To use it, run the Burp MCP server (the binary produced by this project) and point your MCP client to the local SSE endpoint exposed by Burp’s extension (as configured in BURP_MCP_URL). The Quick Start guide shows how to enable MCP in Burp, configure the client in ~/.mcp.json, and then invoke tools like burp_send_request, burp_batch_send, burp_get_proxy_history, burp_get_scanner_issues, burp_create_repeater_tab, burp_send_to_intruder, and burp_race_request. Each tool accepts a concise parameter set and returns a structured JSON response that your agent can parse and reason about.

How to install

Prerequisites:

  • Go toolchain (Go 1.20+ recommended)
  • curl or wget for downloads
  • Burp Suite Professional with MCP extension support enabled

Install from source or binary:

  1. Build from source (recommended):
git clone https://github.com/c0tton-fluff/burp-mcp-server.git
cd burp-mcp-server
go build -o burp-mcp-server .
  1. Download a prebuilt binary from Releases and place it in your PATH, e.g.:
# example, if you downloaded the binary to /usr/local/bin
chmod +x /usr/local/bin/burp-mcp-server
  1. Run the server with the default configuration (as a background service if desired):
burp-mcp-server serve
  1. Ensure Burp is configured to expose the MCP SSE endpoint as described in the Quick Start (BURP_MCP_URL environment variable).

Note:

  • The project’s README shows using a shell script install.sh, but building from source is the primary development path.
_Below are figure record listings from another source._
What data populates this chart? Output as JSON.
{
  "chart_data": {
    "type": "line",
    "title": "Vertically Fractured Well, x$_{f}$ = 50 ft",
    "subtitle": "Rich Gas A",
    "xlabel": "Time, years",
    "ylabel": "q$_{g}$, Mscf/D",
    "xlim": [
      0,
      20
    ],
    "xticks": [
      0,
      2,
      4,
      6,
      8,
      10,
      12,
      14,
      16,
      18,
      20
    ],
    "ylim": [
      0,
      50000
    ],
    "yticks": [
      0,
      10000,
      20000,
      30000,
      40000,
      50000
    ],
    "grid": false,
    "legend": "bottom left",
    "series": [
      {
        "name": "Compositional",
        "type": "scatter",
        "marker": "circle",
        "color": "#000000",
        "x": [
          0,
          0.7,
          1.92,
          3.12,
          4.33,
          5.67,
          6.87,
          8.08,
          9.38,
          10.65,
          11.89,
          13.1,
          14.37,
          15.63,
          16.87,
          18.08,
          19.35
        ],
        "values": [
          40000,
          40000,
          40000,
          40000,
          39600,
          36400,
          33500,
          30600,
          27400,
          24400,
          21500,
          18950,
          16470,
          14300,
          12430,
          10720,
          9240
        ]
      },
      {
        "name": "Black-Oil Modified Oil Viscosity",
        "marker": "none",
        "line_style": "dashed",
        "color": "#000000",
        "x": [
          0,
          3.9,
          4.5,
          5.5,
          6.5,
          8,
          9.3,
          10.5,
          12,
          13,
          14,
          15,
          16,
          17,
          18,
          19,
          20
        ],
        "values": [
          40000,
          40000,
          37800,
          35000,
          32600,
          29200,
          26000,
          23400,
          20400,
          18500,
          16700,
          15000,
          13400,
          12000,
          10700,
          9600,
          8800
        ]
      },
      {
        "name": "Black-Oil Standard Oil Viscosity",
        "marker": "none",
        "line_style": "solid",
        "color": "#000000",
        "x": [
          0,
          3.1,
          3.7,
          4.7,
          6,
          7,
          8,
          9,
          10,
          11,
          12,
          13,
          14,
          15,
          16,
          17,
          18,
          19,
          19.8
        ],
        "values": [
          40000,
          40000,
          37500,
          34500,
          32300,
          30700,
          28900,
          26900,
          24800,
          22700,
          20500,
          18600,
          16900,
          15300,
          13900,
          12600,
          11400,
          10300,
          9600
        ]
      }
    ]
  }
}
Adjust permissions and service management as needed for your environment.

Additional notes

Tips and known considerations:

  • The server enforces 2KB default body limits and smart header filtering by default; use allHeaders: true or headersOnly: true where appropriate via client parameters.
  • If you see connection issues, verify BURP_MCP_URL is reachable from the MCP server host and that Burp’s extension is listening on the expected port (default 9876).
  • For batch and race operations, take advantage of parallelism to speed up tests (up to the tool’s supported limits).
  • The output structure is designed for straightforward parsing: statusCode, headers, body (string or binary-encoded), bodySize, and truncated flags to indicate partial bodies.
  • This MCP server focuses on Burp-related capabilities: HTTP sending, proxy history, scanner issues, staging for Repeater/Intruder, and race tests. Use the provided tools in the correct order to reproduce manual Burp workflows programmatically.
  • If you customize Burp or the environment, consider adding environment variables for per-host or per-workflow limits (e.g., per-request bodyLimit, per-host rules).